Before I go any further than the title into this topic I need to state a few things.
- I am only talking from personal experience I have done no formal study in this area.
- My actions online might be completely different to yours and I’m not saying I’m right (in fact I’m probably wrong).
- I do find the internet incredibly useful and I am not anti-internet nor am I saying you shouldn’t use it.
Over the past two or three years I have begun to realise how powerful the internet is and all the information it contains. I have also become (in my opinion) faster at using various techniques to find the information that I need. I am indeed a ‘lover of learning’ as my tagline says and so someone flicking through my search history would find questions about many things such as “How is Charles II related to the Tudors?” or “How do waves work?” to name a select few. But this thirst for information and its ease of accessibility can lead to a sense of entitlement regarding information.
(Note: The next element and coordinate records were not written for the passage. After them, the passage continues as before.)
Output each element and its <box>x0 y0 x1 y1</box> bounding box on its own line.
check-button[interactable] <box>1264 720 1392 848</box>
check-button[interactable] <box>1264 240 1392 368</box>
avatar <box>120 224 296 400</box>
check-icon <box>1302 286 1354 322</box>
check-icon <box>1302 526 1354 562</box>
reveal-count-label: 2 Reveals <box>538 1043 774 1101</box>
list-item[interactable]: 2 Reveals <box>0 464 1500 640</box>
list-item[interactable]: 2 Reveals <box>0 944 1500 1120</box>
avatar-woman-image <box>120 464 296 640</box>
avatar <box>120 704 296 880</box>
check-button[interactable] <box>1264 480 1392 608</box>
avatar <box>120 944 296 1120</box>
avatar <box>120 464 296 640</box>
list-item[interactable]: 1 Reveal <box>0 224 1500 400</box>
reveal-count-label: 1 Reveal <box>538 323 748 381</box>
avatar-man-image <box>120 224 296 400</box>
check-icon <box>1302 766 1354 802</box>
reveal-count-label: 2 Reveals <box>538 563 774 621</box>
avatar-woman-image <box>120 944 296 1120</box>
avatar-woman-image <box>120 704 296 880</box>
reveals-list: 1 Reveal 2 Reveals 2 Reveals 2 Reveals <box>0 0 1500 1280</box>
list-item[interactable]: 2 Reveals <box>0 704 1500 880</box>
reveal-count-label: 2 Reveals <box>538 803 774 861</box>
I was reflecting several months ago on how quickly I can access the age and birthday of the queen or my latest favourite personality. Yet at the same time it is not so easy to find the birthday of my family and friends (for the ones I occasionally forget . . .). Yet what gives me the right to know everything about these famous people? Some might say that because they’re famous it’s okay knowing some things about them such as their age and birthday. But not everyone has a choice of becoming famous. Most royals are born into a family and they have little to no say in the information which is shared simply because of who their parents are.
It’s generally seen as a big no-no to know the birthdays, ages and children of people who aren’t your friends but when that person is a celebrity, those rules seem to be thrown out the window. Every second person seems impatient to find the latest detail about their favourite celebrity. Yet celebrities are still people who still should have a right to some privacy.
Maybe next time before you run a search think about why you’re doing it. Do I really need to know the [insert topic here] of [insert person here]? Maybe you’ll find ‘Yes, I do.’ Or maybe you might think ‘No, I don’t. They’re a person like me and I can give them a little bit of privacy.’
Maybe I’ve been too over the top in what I’ve said and if that’s your opinion then, for you, I probably have. But for me, writing this article has made me wonder whether I can decrease my search history by giving some people privacy and not searching for information about their lives which is irrelevant to my life.